Fourth, I will buy a new house rake,
shovel, and fire hose. Being a homeschool mom, I anticipate those few
weeks of school breaks that most parents loathe and beg to end.
During these weeks, I embrace my diagnosed Obsessive Compulsive
Disorder and bleach the world. This winter break, I bought a steam
cleaner and began scalding my castle with bacteria-banning tools and
attachments. My living room, which is the gathering place for our
whole tribe, was among the last to be baptized by fire. I pulled out
every couch, cleaned every shelf, wiped every movie and book and
alphabetized and categorized our libraries. Then, like one of those
overrated movie shots where the action is filmed in one-take, I
walked to the kitchen to begin lunch preparation and then back to my
newly-cleansed living room to ask for jelly preferences and.... an
air raid had hit the living room floor. I think my inner-June would
be satiated by raking the offensive objects into a neat pile,
shoveling them in one graceful swing (still smiling) into a garbage
bag, and my inner-Sybil would complete the process with a
high-pressure wash.
Fifth, I will pet every matted, dirty,
stinky ball of fur in our zoo of a home. We live at the end of a very
long block and just before a seemingly eternal field of corn and
wheat, therefore, we are the safe haven of all lost and misfit pets.

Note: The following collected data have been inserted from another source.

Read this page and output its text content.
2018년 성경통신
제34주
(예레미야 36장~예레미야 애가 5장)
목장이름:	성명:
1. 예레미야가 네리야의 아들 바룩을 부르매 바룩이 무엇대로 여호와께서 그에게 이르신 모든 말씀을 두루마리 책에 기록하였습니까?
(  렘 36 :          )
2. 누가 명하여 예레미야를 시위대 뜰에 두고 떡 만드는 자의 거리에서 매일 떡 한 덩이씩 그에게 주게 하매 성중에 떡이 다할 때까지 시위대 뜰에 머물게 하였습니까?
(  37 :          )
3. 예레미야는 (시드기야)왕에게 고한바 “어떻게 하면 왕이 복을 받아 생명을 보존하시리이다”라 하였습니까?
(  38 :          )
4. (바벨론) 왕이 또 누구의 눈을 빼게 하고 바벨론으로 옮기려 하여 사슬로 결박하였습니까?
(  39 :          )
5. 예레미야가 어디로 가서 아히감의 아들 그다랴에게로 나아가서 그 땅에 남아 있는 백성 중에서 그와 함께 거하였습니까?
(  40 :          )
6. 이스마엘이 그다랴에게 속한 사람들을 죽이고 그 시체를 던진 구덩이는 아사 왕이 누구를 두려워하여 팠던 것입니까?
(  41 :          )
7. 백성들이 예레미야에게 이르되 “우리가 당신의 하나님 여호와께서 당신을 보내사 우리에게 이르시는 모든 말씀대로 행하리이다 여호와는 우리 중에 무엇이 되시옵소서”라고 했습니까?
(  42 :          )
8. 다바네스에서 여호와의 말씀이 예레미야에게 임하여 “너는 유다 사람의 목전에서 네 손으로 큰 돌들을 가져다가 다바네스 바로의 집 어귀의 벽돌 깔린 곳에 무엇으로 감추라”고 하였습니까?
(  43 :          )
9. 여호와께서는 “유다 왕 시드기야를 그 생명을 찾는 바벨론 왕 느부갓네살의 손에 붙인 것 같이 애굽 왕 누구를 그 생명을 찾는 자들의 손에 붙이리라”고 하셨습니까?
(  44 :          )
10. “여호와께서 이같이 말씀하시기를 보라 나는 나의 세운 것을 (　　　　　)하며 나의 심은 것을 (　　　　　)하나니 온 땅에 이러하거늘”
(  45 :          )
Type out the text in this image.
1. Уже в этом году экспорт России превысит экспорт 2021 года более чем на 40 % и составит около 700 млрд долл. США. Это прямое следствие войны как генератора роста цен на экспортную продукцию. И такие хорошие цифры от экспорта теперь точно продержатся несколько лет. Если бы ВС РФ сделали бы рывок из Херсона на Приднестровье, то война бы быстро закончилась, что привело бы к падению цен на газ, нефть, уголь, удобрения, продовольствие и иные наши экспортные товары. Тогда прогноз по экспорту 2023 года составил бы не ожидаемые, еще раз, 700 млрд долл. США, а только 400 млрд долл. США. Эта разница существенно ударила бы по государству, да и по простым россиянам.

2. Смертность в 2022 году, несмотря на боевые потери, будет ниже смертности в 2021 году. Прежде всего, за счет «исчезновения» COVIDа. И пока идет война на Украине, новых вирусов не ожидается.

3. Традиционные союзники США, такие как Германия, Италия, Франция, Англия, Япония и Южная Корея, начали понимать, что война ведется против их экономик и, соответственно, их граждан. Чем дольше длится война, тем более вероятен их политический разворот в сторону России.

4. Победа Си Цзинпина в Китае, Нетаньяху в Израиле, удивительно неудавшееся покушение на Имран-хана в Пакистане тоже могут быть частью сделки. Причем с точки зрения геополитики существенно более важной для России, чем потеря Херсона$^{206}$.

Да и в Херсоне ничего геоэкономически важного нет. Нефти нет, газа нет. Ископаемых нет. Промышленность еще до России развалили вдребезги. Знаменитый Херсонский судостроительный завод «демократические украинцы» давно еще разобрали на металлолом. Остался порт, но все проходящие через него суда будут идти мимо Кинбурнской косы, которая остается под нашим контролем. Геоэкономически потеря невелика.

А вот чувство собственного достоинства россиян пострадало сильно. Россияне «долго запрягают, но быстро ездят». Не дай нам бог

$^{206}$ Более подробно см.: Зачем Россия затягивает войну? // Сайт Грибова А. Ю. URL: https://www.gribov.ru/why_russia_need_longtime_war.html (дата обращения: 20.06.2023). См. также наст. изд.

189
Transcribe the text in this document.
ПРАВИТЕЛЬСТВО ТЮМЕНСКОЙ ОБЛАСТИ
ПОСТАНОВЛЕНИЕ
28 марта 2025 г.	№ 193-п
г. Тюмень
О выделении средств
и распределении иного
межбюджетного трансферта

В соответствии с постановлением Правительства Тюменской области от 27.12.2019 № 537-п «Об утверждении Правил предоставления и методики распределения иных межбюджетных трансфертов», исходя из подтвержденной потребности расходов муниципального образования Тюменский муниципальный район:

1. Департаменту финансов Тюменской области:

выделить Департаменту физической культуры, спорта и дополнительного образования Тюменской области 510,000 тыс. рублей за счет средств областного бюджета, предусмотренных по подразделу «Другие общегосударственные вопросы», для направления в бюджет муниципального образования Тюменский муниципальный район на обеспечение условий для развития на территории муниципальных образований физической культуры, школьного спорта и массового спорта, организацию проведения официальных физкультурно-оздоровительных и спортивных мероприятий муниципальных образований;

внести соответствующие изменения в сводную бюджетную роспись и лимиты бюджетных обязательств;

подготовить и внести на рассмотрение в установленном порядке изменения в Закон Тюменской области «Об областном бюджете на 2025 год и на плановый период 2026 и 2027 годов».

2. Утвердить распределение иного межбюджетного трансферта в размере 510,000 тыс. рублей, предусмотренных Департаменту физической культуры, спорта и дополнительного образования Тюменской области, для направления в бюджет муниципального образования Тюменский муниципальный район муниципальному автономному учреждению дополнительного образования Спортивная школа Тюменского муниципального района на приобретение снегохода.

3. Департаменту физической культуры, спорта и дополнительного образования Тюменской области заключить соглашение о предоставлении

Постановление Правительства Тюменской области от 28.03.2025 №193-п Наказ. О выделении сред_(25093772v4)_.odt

We have a stock “Lost” poster ready to print at a moment's
notice. But when advertising fails, we take them in and we love them,
but all too often I am sourly cursing their infestation of my
counters, the dog scavenging the garbage after our rib dinner, or the
infernal cat hair on my carefully designed outfit. Recently, we lost
one of our beloved misfits to a horrible accident. He was neurotic,
he was odd, he was sweet and cuddly, he was always on my counters,
and he was the perfect match for our neurotic, odd and cuddly family.
This year, cat hair is the new neutral and I will wear it like a
supermodel.
Lastly, I will savor every stage of
development for the fleeting gift that it is. I will revel in the
beauty of my little ones as much when they are awake as when they are
innocently sleeping. (I know, not at all sarcastic or humorous, but
apt.) There are too many days that my evil alter-ego has monopolized
my day. Rather than catching those moments to teach, to laugh, and
to learn, I have nearly sucked the souls from my children like some
winged she-beast from Greek mythology. I too often sink with
exhaustion onto my couch, usually with a child in each arm, and watch
them sleep sweetly rather than the television program to which I am
tuned. I will play board games, even if the red-nosed operation guy
is minus a broken heart, it never stopped the tin man. I will
whimperingly comb out more knots in my waist-length hair because my
children want to practice their french braids. I will kiss the boo
boos, whether my repeated advise would have prevented them or not. I
will sleepover in sleeping bags to catch the closet monsters. I will
disregard the bedtimes just a little to read that extra book. I will
save my quarters for the joyful purchase of stale grocery store
gumballs.
So many times in the last year, I have
neglected to take my children somewhere and laughingly made excuses
about the structural integrity of the places we visit or the
formation of a coupe to overthrow the government, which is a real
possibility, so beware. This year I am going to acknowledge the
marvelous and brilliant children that I have. I am going to take
them anywhere, make as many memories as I can with them. I make this
resolution in hopes that my children will balance the national
deficit and spur architects to greater heights of achievement.